You cannot understand good design if you do not understand people.
— Dieter Rams
Those little moments, when participants express a sense of relief, joy and even excitement. There is nothing more rewarding in our field than seeing work improve the lives of others.
— Lo Wheelwright, Senior User Experience Designer at Amazon
If I had an hour to solve a problem and my life depended on the solution, I would spend the first 55 minutes determining the proper question to ask, for once I know the proper question, I could solve the problem in less than five minutes.
Albert Einstein
Some people think design means how it looks. But of course, if you dig deeper, it’s really how it works.
Steve Jobs
Process
- Challenge
- Users have problems, pain points, needs, and wants. Businesses have goals. We have an opportunity where the two meet.
- Understand
- Start with the current experience, empathy for users is paramount.
- Define archetypes (psychographics and ethnographics) and personas (demographics). What are their core aspirations, needs, and behaviors?
- Understand the experience flow. Create journey maps, experience maps, and service blueprints.
- Synthesis
- What themes and mental models are at work?
- What insights can we discover? Use the 5 why’s and first-order thinking.
- Problem
- If we do a fantastic job delivering this product (or service or feature), how will we improve someone’s life? Key metrics for UX outcomes are the changes we will observe.
- What are the business outcomes of a great user experience? (increasing revenue, decreasing costs, increasing revenue from existing customers, increasing market share (new customers), increasing shareholder value)
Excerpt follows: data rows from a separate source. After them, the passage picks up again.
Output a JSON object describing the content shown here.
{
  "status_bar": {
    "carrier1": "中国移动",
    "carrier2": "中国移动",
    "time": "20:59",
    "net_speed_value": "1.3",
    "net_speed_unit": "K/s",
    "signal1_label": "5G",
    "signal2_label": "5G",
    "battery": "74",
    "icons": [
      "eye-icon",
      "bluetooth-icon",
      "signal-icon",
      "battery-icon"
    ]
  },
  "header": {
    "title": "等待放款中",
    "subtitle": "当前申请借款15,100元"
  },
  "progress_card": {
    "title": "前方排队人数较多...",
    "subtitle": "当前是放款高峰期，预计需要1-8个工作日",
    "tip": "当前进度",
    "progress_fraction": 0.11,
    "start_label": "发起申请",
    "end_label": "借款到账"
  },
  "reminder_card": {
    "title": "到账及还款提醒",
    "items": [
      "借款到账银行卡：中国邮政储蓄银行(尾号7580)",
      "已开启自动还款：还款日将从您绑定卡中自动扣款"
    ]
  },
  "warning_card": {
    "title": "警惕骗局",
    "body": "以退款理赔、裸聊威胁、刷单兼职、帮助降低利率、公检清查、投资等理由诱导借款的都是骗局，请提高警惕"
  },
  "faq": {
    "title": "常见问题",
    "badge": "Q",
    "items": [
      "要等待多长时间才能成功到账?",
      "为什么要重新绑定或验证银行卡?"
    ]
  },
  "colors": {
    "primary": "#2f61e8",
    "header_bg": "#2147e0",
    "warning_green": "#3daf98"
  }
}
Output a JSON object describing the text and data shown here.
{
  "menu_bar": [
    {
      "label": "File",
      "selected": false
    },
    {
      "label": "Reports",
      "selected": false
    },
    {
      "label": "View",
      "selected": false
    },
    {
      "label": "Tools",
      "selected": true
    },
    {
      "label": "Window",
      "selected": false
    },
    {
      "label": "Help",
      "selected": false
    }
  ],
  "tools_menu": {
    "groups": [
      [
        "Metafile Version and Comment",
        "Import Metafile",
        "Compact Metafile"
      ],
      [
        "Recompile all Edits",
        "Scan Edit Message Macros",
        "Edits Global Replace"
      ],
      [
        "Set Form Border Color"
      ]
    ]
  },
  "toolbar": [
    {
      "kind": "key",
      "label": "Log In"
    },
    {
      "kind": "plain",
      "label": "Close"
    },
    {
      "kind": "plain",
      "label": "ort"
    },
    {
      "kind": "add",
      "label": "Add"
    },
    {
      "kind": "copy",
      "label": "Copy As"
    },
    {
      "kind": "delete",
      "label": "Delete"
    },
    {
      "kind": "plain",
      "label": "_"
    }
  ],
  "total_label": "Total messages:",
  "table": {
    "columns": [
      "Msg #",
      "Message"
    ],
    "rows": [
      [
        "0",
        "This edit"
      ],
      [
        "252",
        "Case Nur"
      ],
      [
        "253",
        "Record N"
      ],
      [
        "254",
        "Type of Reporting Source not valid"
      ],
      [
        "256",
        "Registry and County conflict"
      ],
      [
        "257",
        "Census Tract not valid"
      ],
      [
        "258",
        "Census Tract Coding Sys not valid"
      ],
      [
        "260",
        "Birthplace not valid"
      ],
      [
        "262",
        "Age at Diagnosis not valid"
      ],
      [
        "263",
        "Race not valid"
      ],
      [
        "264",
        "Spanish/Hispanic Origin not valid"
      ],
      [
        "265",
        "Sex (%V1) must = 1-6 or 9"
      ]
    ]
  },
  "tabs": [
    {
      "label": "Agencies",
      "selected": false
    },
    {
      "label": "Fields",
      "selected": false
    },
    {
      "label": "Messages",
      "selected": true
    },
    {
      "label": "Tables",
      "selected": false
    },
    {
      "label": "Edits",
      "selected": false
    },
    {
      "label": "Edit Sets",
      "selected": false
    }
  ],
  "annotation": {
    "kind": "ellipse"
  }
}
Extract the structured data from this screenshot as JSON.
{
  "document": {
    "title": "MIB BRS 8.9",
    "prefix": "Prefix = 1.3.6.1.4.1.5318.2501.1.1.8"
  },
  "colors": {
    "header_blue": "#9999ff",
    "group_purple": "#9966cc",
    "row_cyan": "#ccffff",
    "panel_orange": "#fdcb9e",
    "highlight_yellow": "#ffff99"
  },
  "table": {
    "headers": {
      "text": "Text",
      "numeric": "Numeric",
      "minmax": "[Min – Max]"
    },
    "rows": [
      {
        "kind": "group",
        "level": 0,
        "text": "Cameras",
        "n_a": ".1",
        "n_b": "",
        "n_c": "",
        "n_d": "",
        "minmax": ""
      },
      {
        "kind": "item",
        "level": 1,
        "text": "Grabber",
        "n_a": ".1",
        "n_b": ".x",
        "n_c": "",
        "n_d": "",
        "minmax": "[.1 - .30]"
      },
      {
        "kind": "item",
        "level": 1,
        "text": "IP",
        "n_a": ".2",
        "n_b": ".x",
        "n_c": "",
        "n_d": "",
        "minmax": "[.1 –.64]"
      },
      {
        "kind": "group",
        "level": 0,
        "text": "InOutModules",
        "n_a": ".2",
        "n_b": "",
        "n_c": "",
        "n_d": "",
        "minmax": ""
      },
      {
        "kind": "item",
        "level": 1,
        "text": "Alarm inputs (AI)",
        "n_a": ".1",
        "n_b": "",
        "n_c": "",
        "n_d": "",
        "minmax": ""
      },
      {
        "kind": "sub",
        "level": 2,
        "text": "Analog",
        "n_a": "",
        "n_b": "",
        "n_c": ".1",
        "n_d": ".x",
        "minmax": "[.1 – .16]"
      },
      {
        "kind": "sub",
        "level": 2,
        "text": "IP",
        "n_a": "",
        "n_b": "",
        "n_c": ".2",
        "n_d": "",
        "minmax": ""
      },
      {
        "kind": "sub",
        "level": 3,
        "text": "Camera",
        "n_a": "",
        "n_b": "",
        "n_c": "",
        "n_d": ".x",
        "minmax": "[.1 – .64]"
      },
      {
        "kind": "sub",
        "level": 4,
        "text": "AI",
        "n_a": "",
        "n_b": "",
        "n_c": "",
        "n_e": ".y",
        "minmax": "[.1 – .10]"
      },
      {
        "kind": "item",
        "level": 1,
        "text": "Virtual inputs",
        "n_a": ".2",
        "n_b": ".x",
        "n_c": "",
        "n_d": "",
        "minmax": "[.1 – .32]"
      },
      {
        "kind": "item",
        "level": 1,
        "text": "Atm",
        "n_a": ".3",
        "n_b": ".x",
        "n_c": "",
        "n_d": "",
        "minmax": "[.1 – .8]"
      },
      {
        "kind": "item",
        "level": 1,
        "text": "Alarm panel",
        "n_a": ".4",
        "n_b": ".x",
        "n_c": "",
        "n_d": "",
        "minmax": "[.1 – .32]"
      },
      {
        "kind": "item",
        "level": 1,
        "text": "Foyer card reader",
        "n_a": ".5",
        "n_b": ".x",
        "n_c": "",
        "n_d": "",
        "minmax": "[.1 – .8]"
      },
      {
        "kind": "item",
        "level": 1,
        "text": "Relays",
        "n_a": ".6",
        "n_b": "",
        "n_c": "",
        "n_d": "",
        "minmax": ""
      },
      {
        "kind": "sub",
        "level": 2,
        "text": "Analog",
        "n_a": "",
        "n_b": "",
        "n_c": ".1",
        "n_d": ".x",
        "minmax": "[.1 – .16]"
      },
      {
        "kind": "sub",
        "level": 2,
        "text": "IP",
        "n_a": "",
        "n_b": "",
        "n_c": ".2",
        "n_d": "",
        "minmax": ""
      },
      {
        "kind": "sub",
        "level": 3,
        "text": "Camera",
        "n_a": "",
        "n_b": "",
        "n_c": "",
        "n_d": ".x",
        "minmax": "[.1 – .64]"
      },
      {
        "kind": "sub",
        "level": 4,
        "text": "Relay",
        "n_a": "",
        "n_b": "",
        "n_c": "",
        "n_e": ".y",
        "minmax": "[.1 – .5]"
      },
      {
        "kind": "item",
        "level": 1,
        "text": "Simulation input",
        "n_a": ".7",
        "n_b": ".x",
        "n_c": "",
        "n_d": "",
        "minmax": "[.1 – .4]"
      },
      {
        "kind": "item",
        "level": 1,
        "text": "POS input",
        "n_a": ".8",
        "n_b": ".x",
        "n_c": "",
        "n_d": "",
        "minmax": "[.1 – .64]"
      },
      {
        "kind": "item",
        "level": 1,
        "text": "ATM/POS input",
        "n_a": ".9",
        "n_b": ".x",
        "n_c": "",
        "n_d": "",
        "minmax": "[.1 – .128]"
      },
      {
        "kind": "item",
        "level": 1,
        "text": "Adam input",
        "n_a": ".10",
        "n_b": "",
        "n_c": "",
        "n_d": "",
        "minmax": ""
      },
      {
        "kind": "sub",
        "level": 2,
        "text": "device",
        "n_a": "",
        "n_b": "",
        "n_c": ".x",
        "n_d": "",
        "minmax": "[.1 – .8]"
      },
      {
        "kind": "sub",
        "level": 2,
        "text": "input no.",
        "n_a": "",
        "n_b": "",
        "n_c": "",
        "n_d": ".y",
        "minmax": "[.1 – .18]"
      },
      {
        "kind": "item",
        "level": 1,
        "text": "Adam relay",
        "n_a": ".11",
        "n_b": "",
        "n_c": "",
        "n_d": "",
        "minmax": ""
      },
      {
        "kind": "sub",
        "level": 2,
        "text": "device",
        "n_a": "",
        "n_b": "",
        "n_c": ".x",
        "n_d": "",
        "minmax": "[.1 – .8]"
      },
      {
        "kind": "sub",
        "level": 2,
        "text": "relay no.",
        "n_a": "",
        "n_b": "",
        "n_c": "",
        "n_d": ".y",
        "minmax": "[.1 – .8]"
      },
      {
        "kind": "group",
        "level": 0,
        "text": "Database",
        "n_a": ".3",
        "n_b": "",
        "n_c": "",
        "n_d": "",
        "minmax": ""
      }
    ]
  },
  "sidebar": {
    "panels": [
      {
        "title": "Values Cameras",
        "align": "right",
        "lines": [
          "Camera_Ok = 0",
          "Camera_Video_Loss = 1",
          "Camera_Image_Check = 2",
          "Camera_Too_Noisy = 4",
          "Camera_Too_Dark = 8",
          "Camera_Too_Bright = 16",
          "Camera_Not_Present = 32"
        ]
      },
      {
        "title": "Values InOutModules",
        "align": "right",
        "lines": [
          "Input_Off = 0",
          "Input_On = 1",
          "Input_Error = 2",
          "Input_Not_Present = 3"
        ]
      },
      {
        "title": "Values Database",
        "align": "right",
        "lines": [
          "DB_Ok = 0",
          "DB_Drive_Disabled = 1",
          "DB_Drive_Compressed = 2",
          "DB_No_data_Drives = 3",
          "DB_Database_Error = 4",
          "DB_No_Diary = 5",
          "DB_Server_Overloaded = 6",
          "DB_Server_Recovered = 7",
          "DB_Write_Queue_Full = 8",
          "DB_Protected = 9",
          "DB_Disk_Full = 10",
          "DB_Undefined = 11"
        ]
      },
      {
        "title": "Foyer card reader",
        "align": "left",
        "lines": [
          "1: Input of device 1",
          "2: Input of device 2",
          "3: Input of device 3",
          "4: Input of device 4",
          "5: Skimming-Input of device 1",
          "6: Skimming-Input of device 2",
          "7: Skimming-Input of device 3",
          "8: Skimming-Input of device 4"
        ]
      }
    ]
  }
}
- What problem are we trying to solve? Align business, development, and design on outcomes.
- Ideation
- Formulate assumptions and hypothesis.
- Brainstorm. Open the door to various possibilities, crazy or not. What is the preferred future and vision? How Might We workshops can formulate strategy.
- Picture It! Sketching is one of the quickest ways to capture and articulate ideas.
- Momentum! A lean UX process will help ensure collaborators are productive.
- Test
- Create low-fidelity prototypes and test. Learn fast. Repeat!
- Agile methods encourage working software over documentation.
- Research. Create tests that might include contextual inquiries, usability testing, and A/B testing.
- User outcomes are the North Star. Review user feedback and discover what was validated or invalidated.
- Deliver
- Create high-fidelity assets.
- Partner with development and business to ensure the deliverable and outcomes match.
- Create systems automating consistency and coherence in the final deliverable.
- Consider the final deliverable a ‘hot potato’ that business, development, and design all touch.
- Iterate
- We live. We learn. We change. We grow.
- We learn by doing. Things change (culture, people, technology, expectations). Tomorrow will be different… and better!